5. Make sure you link mapping to the drivers of RoI
I’ve described how customer experience can overcome the perception that it’s a nice-to-have by linking improvements to the benefits that drive a real return on investment (RoI). I’d go even further to say that if your journey maps don’t flush out real opportunities to eliminate wasted cost and drive up revenue you’re doing them wrong and they’re in danger of becoming an overhead your organisation doesn’t need.

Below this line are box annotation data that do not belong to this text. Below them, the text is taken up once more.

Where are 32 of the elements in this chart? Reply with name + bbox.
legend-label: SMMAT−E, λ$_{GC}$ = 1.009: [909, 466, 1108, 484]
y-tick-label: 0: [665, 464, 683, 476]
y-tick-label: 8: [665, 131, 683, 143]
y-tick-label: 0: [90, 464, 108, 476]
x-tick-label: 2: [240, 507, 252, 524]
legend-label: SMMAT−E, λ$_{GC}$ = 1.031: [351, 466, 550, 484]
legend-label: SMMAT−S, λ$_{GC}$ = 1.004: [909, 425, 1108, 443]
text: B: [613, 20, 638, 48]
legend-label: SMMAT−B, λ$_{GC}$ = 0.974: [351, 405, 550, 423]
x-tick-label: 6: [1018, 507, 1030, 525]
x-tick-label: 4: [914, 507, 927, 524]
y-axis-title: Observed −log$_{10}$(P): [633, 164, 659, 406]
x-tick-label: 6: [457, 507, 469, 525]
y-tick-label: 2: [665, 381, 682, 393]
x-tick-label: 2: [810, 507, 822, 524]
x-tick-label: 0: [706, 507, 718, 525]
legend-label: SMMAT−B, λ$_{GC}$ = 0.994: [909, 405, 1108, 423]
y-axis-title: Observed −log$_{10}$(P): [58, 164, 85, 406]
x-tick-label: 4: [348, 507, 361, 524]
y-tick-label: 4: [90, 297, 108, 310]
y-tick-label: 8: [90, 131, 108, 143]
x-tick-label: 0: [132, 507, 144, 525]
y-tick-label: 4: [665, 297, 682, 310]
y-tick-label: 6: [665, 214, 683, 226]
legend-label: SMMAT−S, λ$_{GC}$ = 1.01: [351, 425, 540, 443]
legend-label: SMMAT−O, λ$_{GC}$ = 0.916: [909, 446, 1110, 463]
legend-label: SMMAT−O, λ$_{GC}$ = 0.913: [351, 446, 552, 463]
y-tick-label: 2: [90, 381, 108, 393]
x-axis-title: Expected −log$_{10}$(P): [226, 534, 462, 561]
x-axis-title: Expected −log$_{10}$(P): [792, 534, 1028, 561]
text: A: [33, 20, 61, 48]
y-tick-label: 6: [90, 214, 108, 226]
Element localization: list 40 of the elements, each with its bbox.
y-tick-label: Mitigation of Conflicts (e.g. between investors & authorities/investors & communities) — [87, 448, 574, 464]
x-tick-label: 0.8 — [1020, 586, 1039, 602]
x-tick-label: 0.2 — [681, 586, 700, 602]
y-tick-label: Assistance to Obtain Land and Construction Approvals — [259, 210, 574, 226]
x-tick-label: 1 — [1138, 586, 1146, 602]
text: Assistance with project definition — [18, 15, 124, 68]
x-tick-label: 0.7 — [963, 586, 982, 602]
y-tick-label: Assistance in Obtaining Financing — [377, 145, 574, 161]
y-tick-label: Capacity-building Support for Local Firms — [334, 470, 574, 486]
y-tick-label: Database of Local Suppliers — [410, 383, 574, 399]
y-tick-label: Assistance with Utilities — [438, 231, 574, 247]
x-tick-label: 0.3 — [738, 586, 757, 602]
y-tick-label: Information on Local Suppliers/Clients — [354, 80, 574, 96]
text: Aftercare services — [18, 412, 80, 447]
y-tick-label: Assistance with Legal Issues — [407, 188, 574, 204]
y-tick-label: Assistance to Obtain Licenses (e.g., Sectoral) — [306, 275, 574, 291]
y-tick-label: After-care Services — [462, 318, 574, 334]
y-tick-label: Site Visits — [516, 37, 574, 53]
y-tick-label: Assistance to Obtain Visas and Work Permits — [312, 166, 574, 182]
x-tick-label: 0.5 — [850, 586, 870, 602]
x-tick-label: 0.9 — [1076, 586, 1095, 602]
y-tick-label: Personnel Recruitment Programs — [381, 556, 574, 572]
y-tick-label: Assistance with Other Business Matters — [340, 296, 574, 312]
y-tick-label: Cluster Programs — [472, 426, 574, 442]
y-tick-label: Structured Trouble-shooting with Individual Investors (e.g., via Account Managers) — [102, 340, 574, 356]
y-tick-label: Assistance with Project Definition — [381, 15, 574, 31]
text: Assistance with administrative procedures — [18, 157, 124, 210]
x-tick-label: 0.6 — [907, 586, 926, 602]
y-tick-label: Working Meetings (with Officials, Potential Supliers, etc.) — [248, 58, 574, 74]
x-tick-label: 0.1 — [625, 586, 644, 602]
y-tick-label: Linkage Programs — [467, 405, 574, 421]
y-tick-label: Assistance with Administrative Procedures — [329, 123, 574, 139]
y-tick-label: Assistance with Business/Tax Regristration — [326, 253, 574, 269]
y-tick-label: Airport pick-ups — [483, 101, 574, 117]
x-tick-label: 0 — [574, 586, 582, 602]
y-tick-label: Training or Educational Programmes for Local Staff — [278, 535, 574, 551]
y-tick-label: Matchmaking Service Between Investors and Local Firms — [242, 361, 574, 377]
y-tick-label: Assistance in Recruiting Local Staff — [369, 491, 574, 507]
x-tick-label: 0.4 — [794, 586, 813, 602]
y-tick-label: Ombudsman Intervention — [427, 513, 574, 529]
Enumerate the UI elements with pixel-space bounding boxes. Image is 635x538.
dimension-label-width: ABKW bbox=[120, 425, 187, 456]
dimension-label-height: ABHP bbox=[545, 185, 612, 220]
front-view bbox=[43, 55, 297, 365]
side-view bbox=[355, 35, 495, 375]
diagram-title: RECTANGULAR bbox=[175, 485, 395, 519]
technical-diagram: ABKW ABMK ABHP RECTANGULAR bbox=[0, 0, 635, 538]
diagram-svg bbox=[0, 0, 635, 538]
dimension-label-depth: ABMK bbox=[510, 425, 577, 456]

6. Embed in a culture of continuous improvement
“Continuous improvement” is one of those dull, unsexy terms for what is the core competence of all successful businesses. You can term it “cultivating a relentless discomfort with the status quo” or “waging war on mediocrity” if you like but the fact is that once you’ve redesigned your customer journey that’s the start not the beginning. Making sure you capture metrics on performance goes hand in hand with this and enabling people in the organisation to make improvements is essential – and brings the added benefit of greater employee engagement.
So, answering my question at the beginning, if your maps are gathering dust somewhere (OK that doesn’t literally apply if they’re on the intranet) checking back against the above conditions might help you make them relevant and a major factor in your journey towards customer-centricity.